Gergiev et le Kirov dans Wagner, voilà une affiche sur laquelle il était difficile de ne pas fonder beaucoup d'espoirs et dont on attendait tout, sauf la banalité ! Sur ce rapport, la soirée n'aura déçu personne, même si ce grand capitaine a été trahi par une partie de son équipage.

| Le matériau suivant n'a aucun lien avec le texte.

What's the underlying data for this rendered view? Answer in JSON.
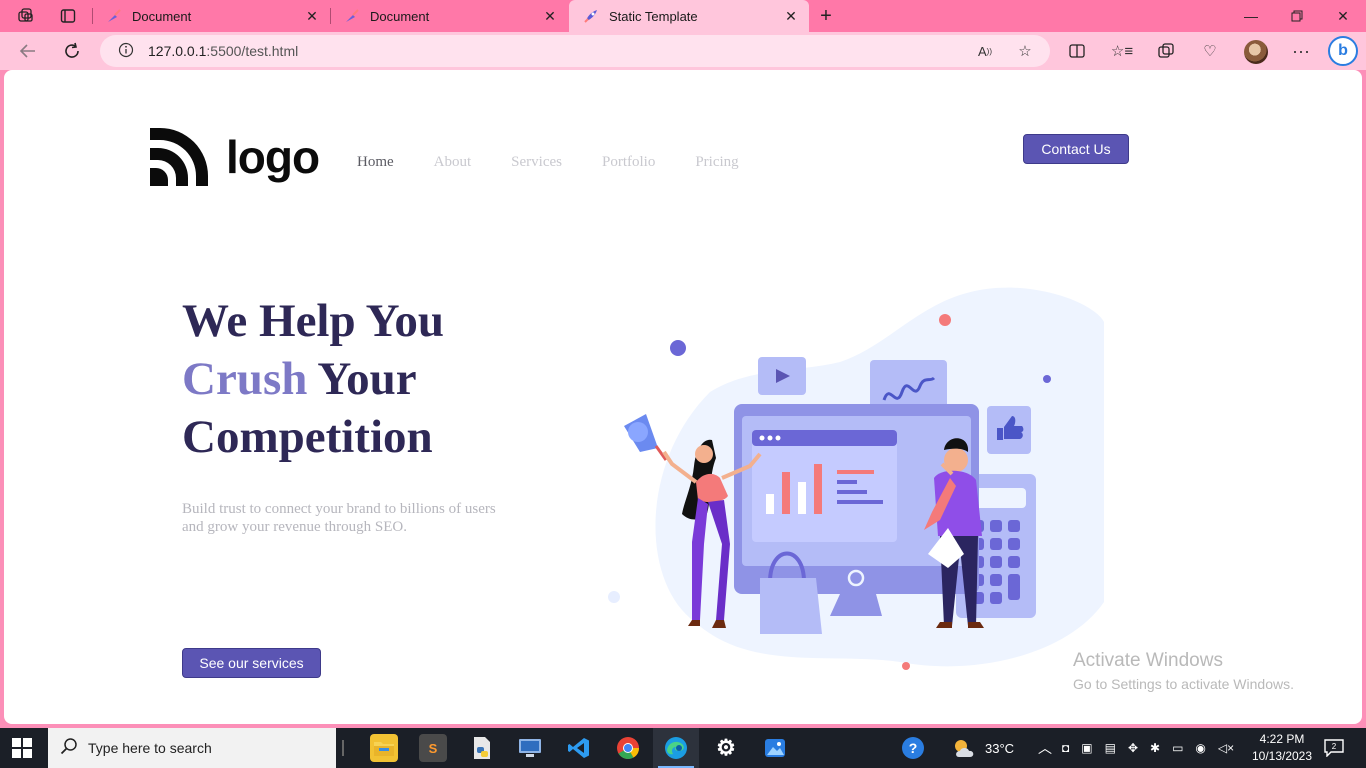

En effet, quel que soit le désir de Gergiev de ne pas enfermer sa troupe dans le seul opéra russe, et malgré la grande qualité de nombre de voix qui en sont issues, le plateau offert pour ce concert n'appelait guère de louanges. On pouvait passer sur une Mary à peu près inaudible, après tout le rôle est très anecdotique et souvent mal servi ; un Timonier qui donnait l'impression de chanter l'Innocent de Boris était déjà plus génant ; un Daland à la voix engorgée et sans projection qui se perdait à tout instant dans l'orchestre et nous voilà à la limite de l'acceptable ; limite franchie par un Erik franchement mauvais, au timbre nasal et ouvert, évoquant un Jon Vikers en bout de course et braillant son duo avec Senta d'une voix épuisée. De la voix, Senta n'en manquait assurément pas, mais malheureusement, ce n'était pas la bonne ! Caricature de soprano wagnérienne surpuissante et hululante, Larissa Gogolevskaia n'incarnait guère une jeune fille amoureuse, mais plutôt une cantatrice tâchant de canaliser une voix débordante, certainement pas déshonorante, mais à l'aigu fixe et parfois douloureux. Le Hollandais s'en sortait somme toute mieux car Nikolai Putilin offrait un chant propre, puisant et contenu mais guère émouvant, avec un timbre convenant peut-être plus à Alberich qu'à ce Hollandais torturé dont il n'a pas su rendre les tourments.

En fait le grand triomphateur de la soirée, le seul qui ait su nous faire vibrer et nous émouvoir, c'était Gergiev. Par sa conception anguleuse, parfois brutale du drame wagnérien, n'hésitant pas à souligner les dissonances de l'écriture, il a fait de son orchestre le seul personnage de l'opéra. Cela était particulièrement manifeste dans le premier acte où, dès l'ouverture, la poigne du chef nous a saisi dans un maelström sans répit, dans une tempête dont la violence éclatait dans les accents des cuivres omniprésents (mais pas infaillibles), dans un climat d'angoisse qui ne s'est pas imposé un instant. La raideur des choeurs sans nuances ajoutait même à ce climat oppressant. Le deuxième acte, plus retenu et laissant une plus grande part aux chanteurs, a montré les limites de l'approche expressionniste du chef et en a paru d'autant plus plat. Mais le troisième acte offrait un terrain à nouveau propice à la furia du chef qui y retrouvait un élan irrésistible, notamment dans un choeur des marins fantômes lugubre et inquiétant à souhait, avant de conclure l'opéra dans un crescendo proprement tétanisant.

Quel qu'ait été le fort impact émotionnel de ce Vaisseau, et ce malgré les écueils habituels de l'opéra en version de concert, il évoquait davantage quelque Boris maritime que l'oeuvre de Wagner s'inspirant encore de Weber ou de Meyerber, mais on se dit aussi qu'avec des chanteurs d'une autre qualité Gergiev serait allé encore plus loin dans sa conception atypique mais passionnante.